The Prime Minister has announced several policy initiatives relevant to families

Government departments must consider the impact of their policies on the family, the Prime Minister announced on Monday. In his speech David Cameron said that from October every new domestic policy “will be examined for its impact on the family”.

The Prime Minister unveiled several policy initiatives relevant to families including the doubling of the budget for relationship counselling through Relate to £19.5 million, an increase in funding for councils who want to speed up adoptions and the expansion of a programme of assistance for “problem families” who struggle with unemployment and debt. He also suggested that online music videos on sites such as YouTube and Vimeo could be given age ratings in the same way as films and DVDs.

“I want every government department to be held to account for the impact of their policies on the family,” he said.

“Whether it’s the benefits system incentivising couples to live apart or penalising those who go out to work or whether it’s excessive bureaucracy preventing loving couples from adopting children with no family at all, we can’t go on having government taking decisions like this which ignore the impact on the family. Put simply that means every single domestic policy that government comes up with will be examined for its impact on the family.”

The Prime Minister’s words echoed those of Cardinal Cormac Murphy-O’Connor 10 years ago at a parliamentary briefing organised by Caritas Social Action Network (CSAN). The former Archbishop of Westminster said: “Building strong families is a sensible and cost-effective goal of Government social policy.”

The Prime Minister’s words have been welcomed on behalf of the Bishops’ Conference of England and Wales. Elizabeth Davies, Marriage and Family Life Project Officer, said: “We certainly welcome David Cameron’s announcement that all policies should be weighed against the potential for good – and not so good – that they might have on families. Obviously families have many different needs depending on their size, structure, stage of life etc. but fundamental is the need to be able to earn a satisfying living, whilst also having enough time to rest, relax and enjoy time together.”

She continued: “The working document for the forthcoming Synod on the Family has noted the impact of work on the family, especially that ‘an increasingly hectic life leaves little opportunity for moments of peace and family togetherness’. It is critical that Government seeks ways to alleviate the pressures of balancing our work-home-life responsibilities.
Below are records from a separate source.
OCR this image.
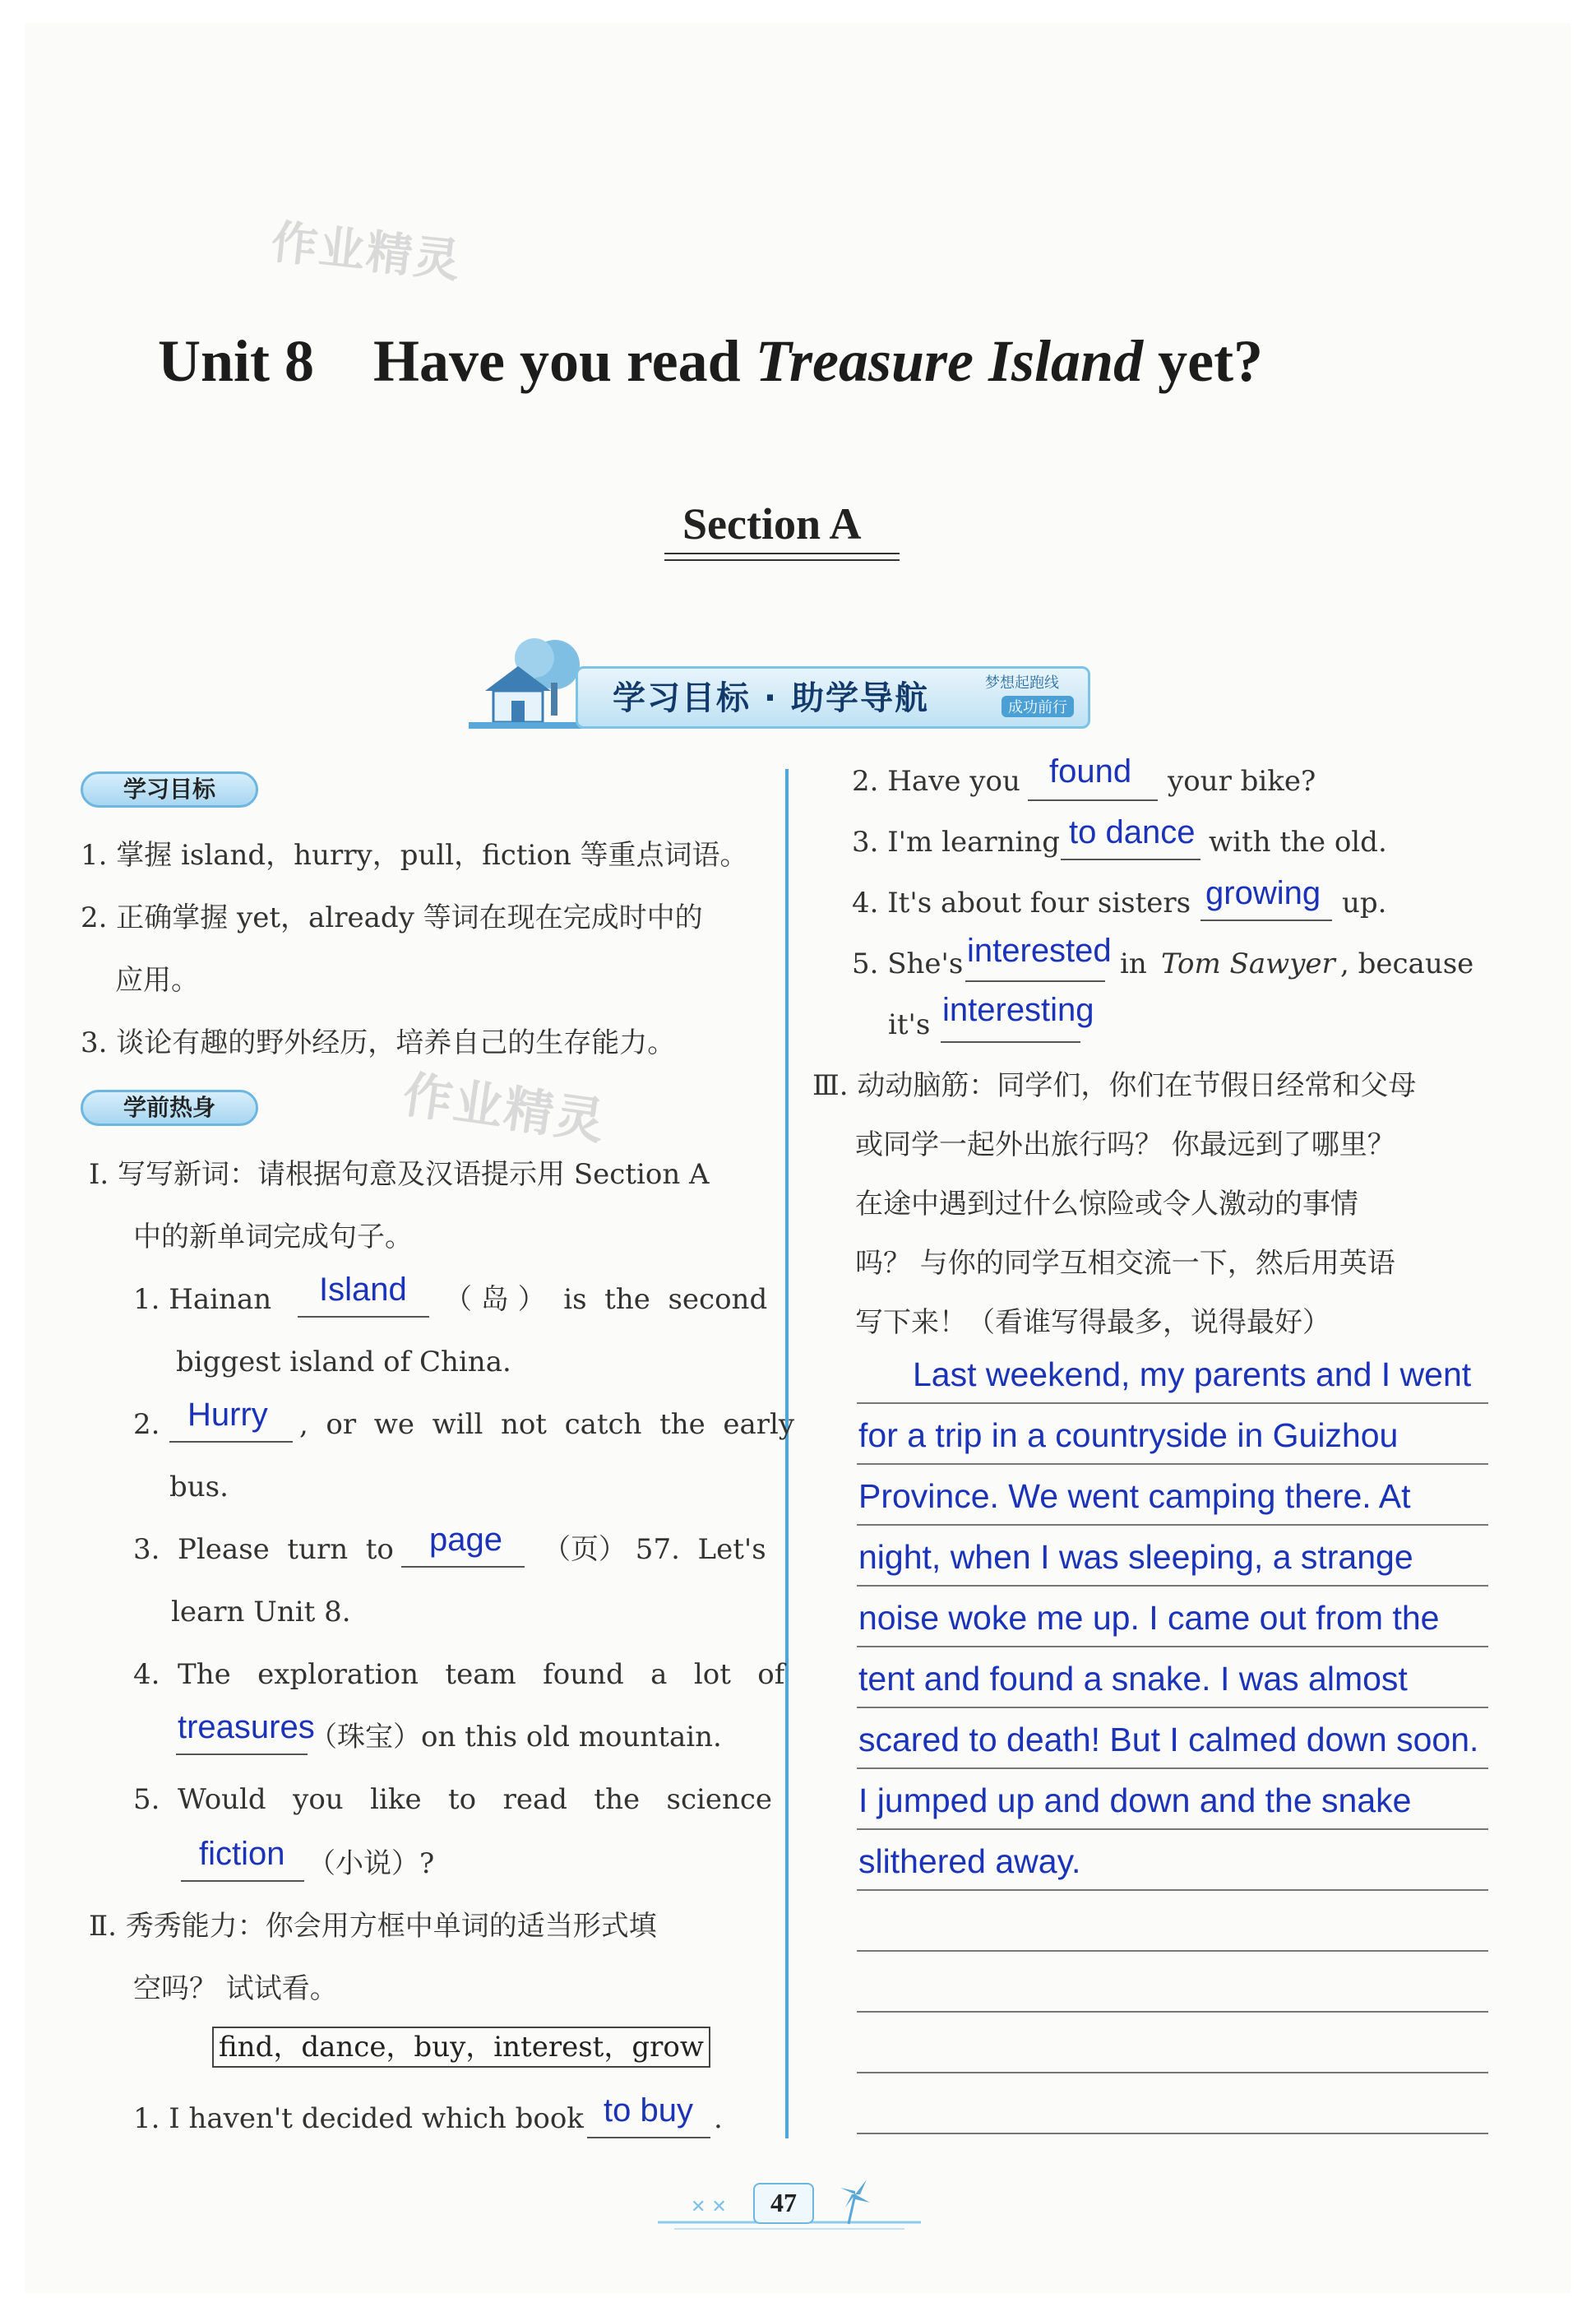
作业精灵
作业精灵
Unit 8    Have you read Treasure Island yet?
Section A
学习目标 · 助学导航	梦想起跑线
成功前行
学习目标
1. 掌握 island，hurry，pull，fiction 等重点词语。
2. 正确掌握 yet，already 等词在现在完成时中的
应用。
3. 谈论有趣的野外经历，培养自己的生存能力。
学前热身
Ⅰ. 写写新词：请根据句意及汉语提示用 Section A
中的新单词完成句子。
1. Hainan Island （ 岛 ）  is  the  second
biggest island of China.
2. Hurry ,  or  we  will  not  catch  the  early
bus.
3.  Please  turn  to page （页） 57.  Let's
learn Unit 8.
4.  The   exploration   team   found   a   lot   of
treasures
（珠宝）on this old mountain.
5.  Would   you   like   to   read   the   science
fiction （小说）?
Ⅱ. 秀秀能力：你会用方框中单词的适当形式填
空吗？ 试试看。
find，dance，buy，interest，grow
1. I haven't decided which book to buy .
2. Have you found your bike?
3. I'm learning to dance with the old.
4. It's about four sisters growing up.
5. She's interested in Tom Sawyer , because
it's interesting
Ⅲ. 动动脑筋：同学们，你们在节假日经常和父母
或同学一起外出旅行吗？ 你最远到了哪里？
在途中遇到过什么惊险或令人激动的事情
吗？ 与你的同学互相交流一下，然后用英语
写下来！（看谁写得最多，说得最好）
Last weekend, my parents and I went
for a trip in a countryside in Guizhou
Province. We went camping there. At
night, when I was sleeping, a strange
noise woke me up. I came out from the
tent and found a snake. I was almost
scared to death! But I calmed down soon.
I jumped up and down and the snake
slithered away.
✕ ✕	47
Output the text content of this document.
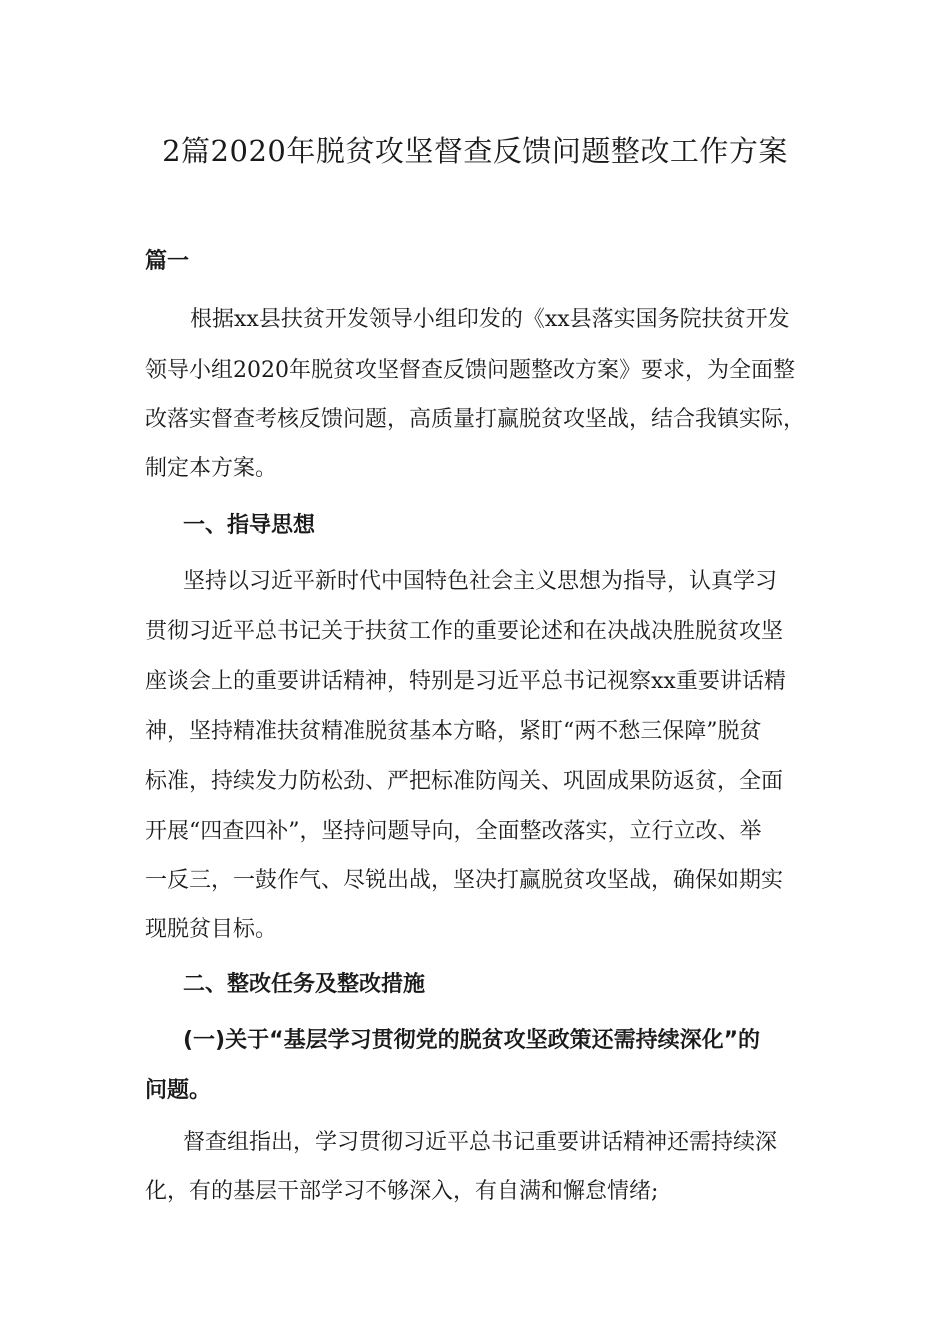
2篇2020年脱贫攻坚督查反馈问题整改工作方案

篇一

根据xx县扶贫开发领导小组印发的《xx县落实国务院扶贫开发

领导小组2020年脱贫攻坚督查反馈问题整改方案》要求，为全面整

改落实督查考核反馈问题，高质量打赢脱贫攻坚战，结合我镇实际，

制定本方案。

一、指导思想

坚持以习近平新时代中国特色社会主义思想为指导，认真学习

贯彻习近平总书记关于扶贫工作的重要论述和在决战决胜脱贫攻坚

座谈会上的重要讲话精神，特别是习近平总书记视察xx重要讲话精

神，坚持精准扶贫精准脱贫基本方略，紧盯“两不愁三保障”脱贫

标准，持续发力防松劲、严把标准防闯关、巩固成果防返贫，全面

开展“四查四补”，坚持问题导向，全面整改落实，立行立改、举

一反三，一鼓作气、尽锐出战，坚决打赢脱贫攻坚战，确保如期实

现脱贫目标。

二、整改任务及整改措施

(一)关于“基层学习贯彻党的脱贫攻坚政策还需持续深化”的

问题。

督查组指出，学习贯彻习近平总书记重要讲话精神还需持续深

化，有的基层干部学习不够深入，有自满和懈怠情绪;
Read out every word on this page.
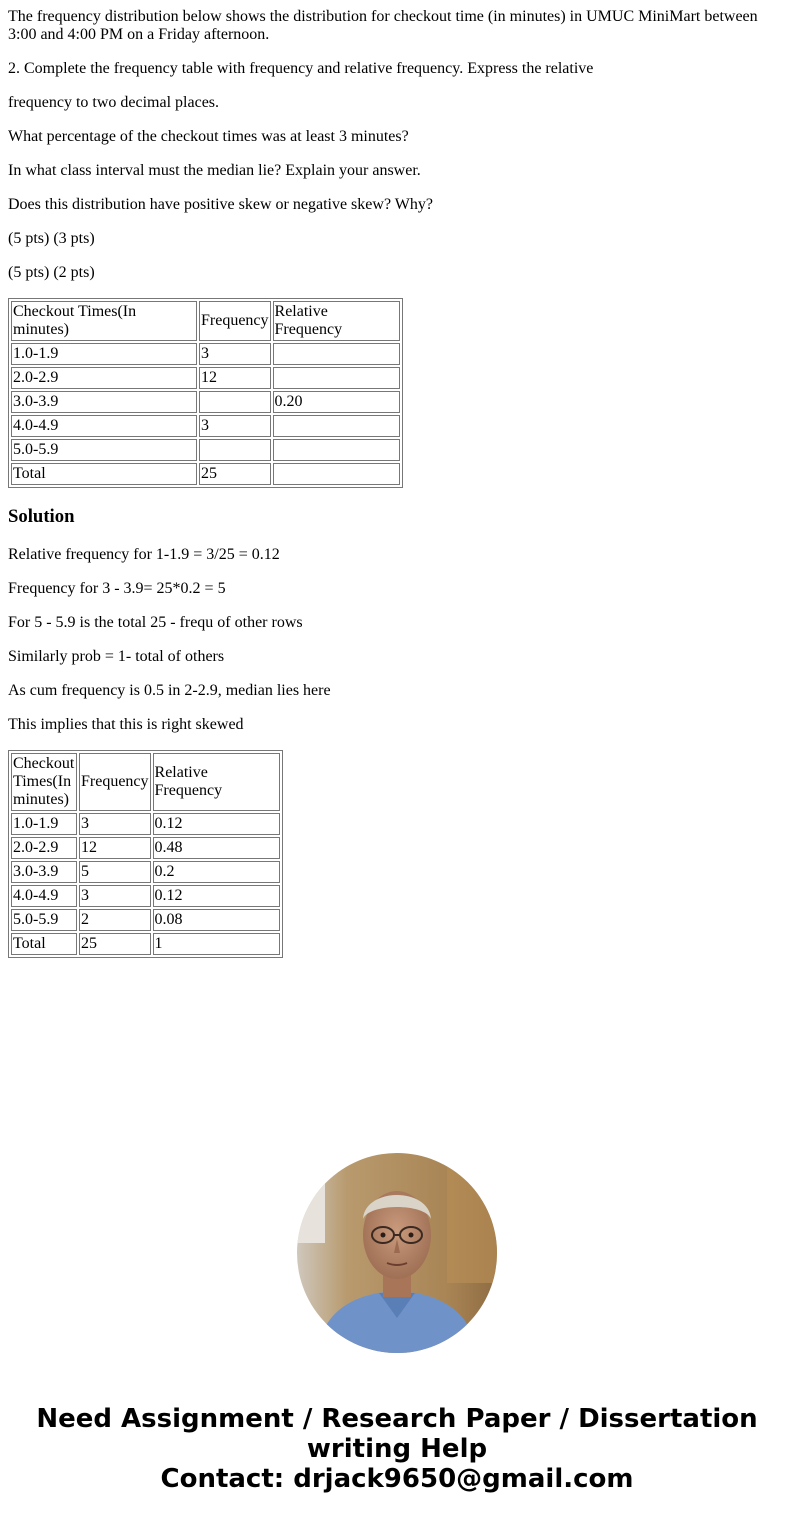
The frequency distribution below shows the distribution for checkout time (in minutes) in UMUC MiniMart between 3:00 and 4:00 PM on a Friday afternoon.

2. Complete the frequency table with frequency and relative frequency. Express the relative

frequency to two decimal places.

What percentage of the checkout times was at least 3 minutes?

In what class interval must the median lie? Explain your answer.

Does this distribution have positive skew or negative skew? Why?

(5 pts) (3 pts)

(5 pts) (2 pts)

Checkout Times(In minutes)	Frequency	Relative Frequency
1.0-1.9	3	
2.0-2.9	12	
3.0-3.9		0.20
4.0-4.9	3	
5.0-5.9		
Total	25	
Solution

Relative frequency for 1-1.9 = 3/25 = 0.12

Frequency for 3 - 3.9= 25*0.2 = 5

For 5 - 5.9 is the total 25 - frequ of other rows

Similarly prob = 1- total of others

As cum frequency is 0.5 in 2-2.9, median lies here

This implies that this is right skewed

Checkout Times(In minutes)	Frequency	Relative Frequency
1.0-1.9	3	0.12
2.0-2.9	12	0.48
3.0-3.9	5	0.2
4.0-4.9	3	0.12
5.0-5.9	2	0.08
Total	25	1
Need Assignment / Research Paper / Dissertation
writing Help
Contact: drjack9650@gmail.com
Families play a fundamental role in church and society and deserve grateful, appreciative encouragement and a family-sensitive political economy.”

But a spokesman for the campaigning group the Marriage Foundation, while welcoming Mr Cameron’s support for the family, warned that without explicit support for marriage his initiatives will have little or no impact on family breakdown.

“Actions speak louder than words,” said research director Harry Benson. “Coalition policies during their first four years in government would struggle to pass a ‘family test’. We have a tax credit system that pays couples up to £7,100 more to live apart than together, a tax system that penalises single earners who choose to leave one parent at home, and a raft of government forms that pretend living together is the equal of marriage. In terms of stability, it is anything but.”

He continued: “Family breakdown is not inevitable. But so much is driven by the trend away from marriage. Few couples who don’t marry, who don’t make that explicit commitment to their future together, remain together while they bring up their children. Mr Cameron has long stated his enthusiasm for commitment and marriage. He is right. So ‘family test’ needs to mean ‘marriage test’.”